# WINDOWS 7 lan connection.PC-TO-PC



## Sujeet (Dec 28, 2011)

I want to connect following two systems via Standard LAN cable.
pc 1
HCL Notebook
Windows 7 Enterprise 32-bit(no SP1)
LAN controller-Atheros Gigabit Etherent
Sys 2
DESKTOP PC 
Windows 7 Enterprise 32 BIT(SP1)
LAN controller-Ralink lan 
.the problewm is when i try to  
connect both pc via lan cable the status changes to idetifying network nad thereafter becomes unidentified network on both pc.PLZ HELP

i want to play most wanted LAN PLAY as well as share all the files on my desktop so that i can access them on my laptop without having to copy them
PLZ tell me how to share my whole e: partiton on desktop on lan!


----------



## CA50 (Dec 28, 2011)

Here are the steps:
1. Make sure the *network controller is enabled* on both  the system and *in working condition*
[you can check this under the device manager]

2. *Connect* both the system using a *CAT5 Cable*

3.* Enable file sharing* in both the system
[Control Panel\All Control Panel Items\Network and Sharing Center\Advanced sharing settings]

4. Next *right click on the drive/folder* that you wish to share and *click on share*


For gaming, start the game in both the system, create a server in either or the game, then the other will  have to connect to that.

Make sure that you either switch off your firewall, or exclude the game that you want to play in multilayer mode.


----------



## fz8975 (Dec 28, 2011)

make sure you make it a homegroup ...


----------



## Sujeet (Dec 29, 2011)

while creating homegroup on pc it asks for activating 1pv6 ......!!!?????


----------



## mithun_mrg (Dec 29, 2011)

just follow what CA50 advised just manually assign ip's to both pc's (IPv4) PC1=192.168.0.1
 PC2=192.168.0.2 Subnet=255.255.255.0 & u will be done


----------



## Kev.Ved (Jan 2, 2012)

Try start>run>\\computer name


----------



## lucky_chouhan (Jan 2, 2012)

if u connect direct connectivity pc - laptop then use cross-over cable.
otherwise u need switch for connect two pc.


----------



## reniarahim1 (Jan 2, 2012)

no need of cross-over cable if you are using reletively new systems. new lan adapters will work without cross-over cables too. i have tried it with dell studio 1555 laptops connected with normal ethernet cable for host-to-host connection.


----------



## Gauravs90 (Jan 2, 2012)

I have also tried conneting windows 7 64 bit and windows 32 -bit successfully with cat-5 dlink ethernet cable.


----------



## justme101 (Jan 6, 2012)

I connected a compaq laptop and my PC both running windows 7 through homegroup and transferred around 15GB of files without any problem and without any special cables just a standard ethernet cable.

First, go to network and sharing center >> Change adapter settings >> right click on Local Area Network and select properties

Now, select *Internet Protocol Version 4 (TCP/IPv4)* >> click on properties

In the new window, click on "Obtain IP address automatically" and set the IP address as " 192.168.0.1 " the subnet mask will be filled automatically.
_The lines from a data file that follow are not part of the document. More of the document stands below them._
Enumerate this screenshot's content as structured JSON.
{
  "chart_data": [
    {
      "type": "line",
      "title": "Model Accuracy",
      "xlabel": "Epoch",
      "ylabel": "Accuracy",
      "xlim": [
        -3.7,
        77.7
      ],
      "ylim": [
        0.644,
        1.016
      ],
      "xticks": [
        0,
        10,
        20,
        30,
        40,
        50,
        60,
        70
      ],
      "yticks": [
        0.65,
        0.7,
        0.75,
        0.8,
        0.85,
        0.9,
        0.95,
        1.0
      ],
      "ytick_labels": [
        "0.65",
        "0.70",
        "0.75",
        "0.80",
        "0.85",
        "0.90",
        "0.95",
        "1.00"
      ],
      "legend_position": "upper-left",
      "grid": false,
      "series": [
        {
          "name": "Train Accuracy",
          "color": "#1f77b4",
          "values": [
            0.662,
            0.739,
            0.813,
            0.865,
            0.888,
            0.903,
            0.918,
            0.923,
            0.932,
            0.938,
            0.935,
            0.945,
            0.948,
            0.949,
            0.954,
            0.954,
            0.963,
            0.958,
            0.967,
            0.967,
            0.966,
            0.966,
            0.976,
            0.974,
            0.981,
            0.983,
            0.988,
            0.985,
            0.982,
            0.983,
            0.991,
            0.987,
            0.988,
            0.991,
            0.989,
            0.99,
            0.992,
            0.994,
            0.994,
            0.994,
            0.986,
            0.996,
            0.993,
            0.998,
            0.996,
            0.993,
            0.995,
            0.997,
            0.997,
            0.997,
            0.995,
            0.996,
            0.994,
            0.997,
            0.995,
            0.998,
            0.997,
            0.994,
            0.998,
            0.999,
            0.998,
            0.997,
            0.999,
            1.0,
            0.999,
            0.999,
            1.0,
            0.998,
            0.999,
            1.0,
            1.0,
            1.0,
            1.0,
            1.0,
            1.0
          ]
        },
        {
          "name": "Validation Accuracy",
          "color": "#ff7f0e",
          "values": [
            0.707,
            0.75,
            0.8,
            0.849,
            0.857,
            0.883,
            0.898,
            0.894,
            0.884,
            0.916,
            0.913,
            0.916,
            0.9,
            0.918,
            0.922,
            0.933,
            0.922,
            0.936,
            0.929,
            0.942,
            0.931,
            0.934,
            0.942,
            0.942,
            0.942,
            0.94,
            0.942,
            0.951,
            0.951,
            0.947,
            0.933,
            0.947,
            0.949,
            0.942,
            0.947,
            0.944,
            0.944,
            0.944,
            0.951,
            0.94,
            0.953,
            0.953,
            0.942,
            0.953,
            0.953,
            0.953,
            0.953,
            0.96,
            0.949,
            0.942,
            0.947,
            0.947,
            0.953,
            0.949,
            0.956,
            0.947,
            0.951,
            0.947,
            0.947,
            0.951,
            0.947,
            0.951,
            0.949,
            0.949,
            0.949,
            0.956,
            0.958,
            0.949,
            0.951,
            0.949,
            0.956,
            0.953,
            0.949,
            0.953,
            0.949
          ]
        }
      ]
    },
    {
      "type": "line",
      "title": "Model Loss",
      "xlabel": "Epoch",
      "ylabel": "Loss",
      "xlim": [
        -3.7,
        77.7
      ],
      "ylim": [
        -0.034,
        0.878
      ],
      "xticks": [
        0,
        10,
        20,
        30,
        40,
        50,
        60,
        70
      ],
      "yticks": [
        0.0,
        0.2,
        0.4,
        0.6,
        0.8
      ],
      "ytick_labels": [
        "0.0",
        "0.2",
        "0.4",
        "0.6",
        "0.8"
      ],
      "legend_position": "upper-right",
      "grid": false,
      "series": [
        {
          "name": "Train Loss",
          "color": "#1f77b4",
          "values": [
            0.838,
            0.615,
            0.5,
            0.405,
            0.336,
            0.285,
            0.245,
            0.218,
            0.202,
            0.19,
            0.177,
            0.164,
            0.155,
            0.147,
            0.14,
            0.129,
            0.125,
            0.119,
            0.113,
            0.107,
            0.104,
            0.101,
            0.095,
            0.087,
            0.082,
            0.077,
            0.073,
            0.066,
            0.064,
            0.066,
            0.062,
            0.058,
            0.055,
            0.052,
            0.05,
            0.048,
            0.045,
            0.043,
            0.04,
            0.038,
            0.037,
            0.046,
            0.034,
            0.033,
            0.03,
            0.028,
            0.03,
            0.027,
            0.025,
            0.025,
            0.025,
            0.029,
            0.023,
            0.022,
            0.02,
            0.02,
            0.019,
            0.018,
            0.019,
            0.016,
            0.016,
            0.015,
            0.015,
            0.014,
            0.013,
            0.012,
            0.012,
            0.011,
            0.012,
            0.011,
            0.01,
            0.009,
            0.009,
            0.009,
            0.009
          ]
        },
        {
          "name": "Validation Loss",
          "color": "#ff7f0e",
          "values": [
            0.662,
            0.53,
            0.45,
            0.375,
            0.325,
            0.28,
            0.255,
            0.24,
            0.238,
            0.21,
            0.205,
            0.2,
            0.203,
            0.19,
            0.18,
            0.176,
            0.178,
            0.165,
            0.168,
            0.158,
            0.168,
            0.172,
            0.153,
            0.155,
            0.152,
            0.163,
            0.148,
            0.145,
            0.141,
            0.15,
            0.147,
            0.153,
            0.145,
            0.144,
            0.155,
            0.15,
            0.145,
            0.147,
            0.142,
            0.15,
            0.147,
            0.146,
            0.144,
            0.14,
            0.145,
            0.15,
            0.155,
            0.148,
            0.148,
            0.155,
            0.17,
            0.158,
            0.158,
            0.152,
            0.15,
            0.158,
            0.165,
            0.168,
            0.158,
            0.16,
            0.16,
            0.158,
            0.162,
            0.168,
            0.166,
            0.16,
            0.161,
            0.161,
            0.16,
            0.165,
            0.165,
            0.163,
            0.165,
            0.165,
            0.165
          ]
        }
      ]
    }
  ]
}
Click OK on all windows. This is the setting for the PC, the setting for the laptop follows the same process except where you have to enter the IP address, enter" 192.168.0.2 " and click ok on all the windows. Just restart both the systems and go to the homegroup section in the pc or the laptop, then...

click on create a homegroup (assuming it has not been created) ... it will come up with a page asking you what to share, just click on next and it'll come up with another page with a password (just write it down, you can also change it later). Now your homegroup would be created. Now open up computer from start menu and in the left panel it'll show the laptop under the homegroup section. If it does not go through the homegroup section on the laptop ( i did so and it told me that i was connected to a homegroup, i clicked on the pc name, entered the password generated during homegroup creation and voila!!) Now you can transfer the files from one pc to the library of the other. 

About the LAN gaming part i'm pretty sure you can do that as well. and for full partition sharing refer to post no. 2. Hope it helps.


----------